Nach etwa einem Jahr verstarb Frida. Cornelius war gerade bei ihr zu Besuch auf der Station gewesen und für einen kurzen Moment an ihrem Bett eingenickt, als ihr Körper aufgab. Er ließ sich von den Schwestern und Ärzten, mit denen sie vor ihrer Krankheit zusammengearbeitet hatte, über die nächsten Schritte aufklären. Er sah in aufgelöste Gesichter, die trotz der jahrelangen Erfahrung dem Anblick der bläulich angelaufenen Frida nicht standhalten konnten. Sie schickten Cornelius mit vielen Umarmungen und Tränen nach Hause. Er selbst weinte nicht, war jedoch so müde wie schon lange nicht mehr. Als er an diesem Dienstagabend die Türe zur Wohnung aufschloss, war es gerade dunkel geworden und er tastete im Wohnzimmer nach dem Lichtschalter. Als das trübe, weiche Licht langsam heller wurde, erblickte er auf dem Couchtisch ein grobes Scheit Holz. Für einen kurzen Moment erschrak er, begann leicht zu zittern und blickte sich fahrig in der leeren Wohnung um. Die Fenster waren gekippt und die dünnen Vorhänge wurden unmerklich von einer spätsommerlichen Brise bewegt. Er trat näher an den Tisch heran. Das Stück Holz sah aus, als hätte es jemand im Wald gefunden und einfach mitgenommen, von Moos überwachsen, feucht und modrig riechend, gerade so groß, dass man es noch gut mit einer Hand greifen konnte. Cornelius kniete vor dem Tisch nieder und befühlte das Holzscheit von allen Seiten. Seine Gedanken, die zuerst um die Herkunft des seltsamen Stücks gekreist waren, drängten jetzt einer anderen Frage zu, die von ihm Besitz ergriff: Was sollte daraus werden? Seine Müdigkeit sagte ihm, dass er darüber schlafen sollte. Also ging Cornelius zu Bett.

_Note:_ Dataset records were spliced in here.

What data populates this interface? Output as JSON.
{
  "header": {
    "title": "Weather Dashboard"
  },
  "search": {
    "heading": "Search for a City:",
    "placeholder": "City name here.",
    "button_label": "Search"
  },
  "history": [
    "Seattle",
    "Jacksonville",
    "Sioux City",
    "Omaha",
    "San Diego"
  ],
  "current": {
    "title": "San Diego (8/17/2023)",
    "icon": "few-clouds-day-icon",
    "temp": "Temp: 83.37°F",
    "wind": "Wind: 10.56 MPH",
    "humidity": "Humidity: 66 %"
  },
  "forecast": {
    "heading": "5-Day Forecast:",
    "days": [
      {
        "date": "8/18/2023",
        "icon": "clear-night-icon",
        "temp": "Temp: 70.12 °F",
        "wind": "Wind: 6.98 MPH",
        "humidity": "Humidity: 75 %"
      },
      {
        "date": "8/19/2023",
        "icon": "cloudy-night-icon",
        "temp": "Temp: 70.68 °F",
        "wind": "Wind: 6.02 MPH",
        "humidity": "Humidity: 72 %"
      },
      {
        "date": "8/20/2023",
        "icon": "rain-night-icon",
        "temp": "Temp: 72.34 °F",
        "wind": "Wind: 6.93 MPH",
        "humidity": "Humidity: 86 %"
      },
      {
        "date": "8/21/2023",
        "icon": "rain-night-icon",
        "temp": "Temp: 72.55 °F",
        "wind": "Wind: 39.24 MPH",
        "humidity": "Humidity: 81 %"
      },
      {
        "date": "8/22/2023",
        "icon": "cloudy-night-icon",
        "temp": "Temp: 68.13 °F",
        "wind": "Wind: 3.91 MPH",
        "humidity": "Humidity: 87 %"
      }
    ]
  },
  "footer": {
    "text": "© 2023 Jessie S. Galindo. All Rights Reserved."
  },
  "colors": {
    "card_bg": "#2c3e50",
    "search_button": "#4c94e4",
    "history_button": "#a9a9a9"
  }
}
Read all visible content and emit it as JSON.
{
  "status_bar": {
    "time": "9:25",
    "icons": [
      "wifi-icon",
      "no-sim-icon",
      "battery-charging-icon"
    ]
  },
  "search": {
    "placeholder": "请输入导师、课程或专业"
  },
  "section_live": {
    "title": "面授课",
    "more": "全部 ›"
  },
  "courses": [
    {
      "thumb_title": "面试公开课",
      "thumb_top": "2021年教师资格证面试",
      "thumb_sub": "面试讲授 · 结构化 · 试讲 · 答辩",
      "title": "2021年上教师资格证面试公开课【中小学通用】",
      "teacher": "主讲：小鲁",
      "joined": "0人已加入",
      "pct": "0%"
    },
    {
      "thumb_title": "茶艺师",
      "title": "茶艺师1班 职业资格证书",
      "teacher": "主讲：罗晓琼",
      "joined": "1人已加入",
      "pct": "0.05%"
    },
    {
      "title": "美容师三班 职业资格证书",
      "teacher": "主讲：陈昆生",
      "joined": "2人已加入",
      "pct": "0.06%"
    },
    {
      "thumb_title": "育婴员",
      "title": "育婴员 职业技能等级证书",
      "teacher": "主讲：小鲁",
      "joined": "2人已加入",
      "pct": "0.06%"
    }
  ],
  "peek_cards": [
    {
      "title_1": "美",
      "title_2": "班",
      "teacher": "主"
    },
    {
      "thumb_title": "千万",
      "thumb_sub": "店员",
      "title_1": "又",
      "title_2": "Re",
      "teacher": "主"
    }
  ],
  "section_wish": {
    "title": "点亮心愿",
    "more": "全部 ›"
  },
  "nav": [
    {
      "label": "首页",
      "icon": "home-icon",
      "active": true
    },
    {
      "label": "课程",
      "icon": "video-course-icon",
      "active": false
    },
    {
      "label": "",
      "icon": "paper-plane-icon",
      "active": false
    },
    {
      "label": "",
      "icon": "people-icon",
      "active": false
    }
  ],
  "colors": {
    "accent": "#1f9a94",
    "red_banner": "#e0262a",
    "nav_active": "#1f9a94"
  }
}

Am nächsten Morgen erwachte er nach einem traumlosen Schlaf und fühlte eine ungeheure Kraft in sich. Er rief bei seinem Vorgesetzten an und meldete sich krank. Dann ging er ins Wohnzimmer, betrachtete für einen Moment das still daliegende Stück Holz und machte sich fertig für die Werkstatt. Der Tag verging wie eine einzige Stunde, Cornelius verspürte keinen Hunger, keinen Durst und ignorierte selbst die Nachbarin, die an seinem Kellerabteil vorüberkam und ihn fragte, was er denn heute Schönes zustande bringe. Nachdem er das Holz von Moos und Flechten befreit hatte, zerteilte er es in mehrere, etwa gleich große Teile. Er sägte, schnitzte und schmirgelte unermüdlich. Zuletzt sah er eine noch unfertige, aber in seiner Vorstellung bereits formvollendete Sammlung an Figürchen vor sich liegen, die ihn an japanische Naturgeister erinnerten. In seiner Kindheit hatte er gerne bebilderte Bücher darüber gelesen, wie diese Geister und Dämonen in den Alltag eingriffen und das Los der Menschen mitentschieden. Er wusste, dass er sie noch nachbearbeiten sollte, vielleicht mit einer schützenden Lasur. Doch fürs erste verzichtete er darauf, nahm die Figuren lose und wie sie waren in seine Arme und verließ die Werkstatt mit glühendem Gesicht und über dem Hemd verteilten Sägespänen. Zurück in seiner Wohnung begann er sogleich, die Figuren sorgsam im Raum zu verteilen. Eine über dem kleinen Fernseher in der Ecke, eine in der Küche, eine auf dem Nachtkästchen neben dem Bett und eine neben Fridas Nähmaschine. Die fünfte und letzte Figur gefiel Cornelius aus irgendeinem Grunde nicht, vielleicht weil er sich in ihr wiedererkannte. Mit einem Seufzer steckte er sie in die Tasche seiner Jeans. Dann ging Cornelius mit leerem Magen zu Bett und schlief so lange wie noch nie in seinem Leben.
4
Einen Monat später war Frida bereits beerdigt und Cornelius hatte alles Notwendige getan, um den Nachlass gemeinsam mit ihren Eltern zu regeln. Seine Stelle in der Großmarkthalle hatte er gekündigt und arbeitete nun in einer Sozialwerkstatt. Jeden Abend, bevor er zu Bett ging, berührte er die Figuren, einzeln und mit der Spitze eines Fingers, als wollte er sich von ihnen verabschieden. Die fünfte Figur, die keinen Platz in der Wohnung gefunden hatte, trug er fortan immer bei sich.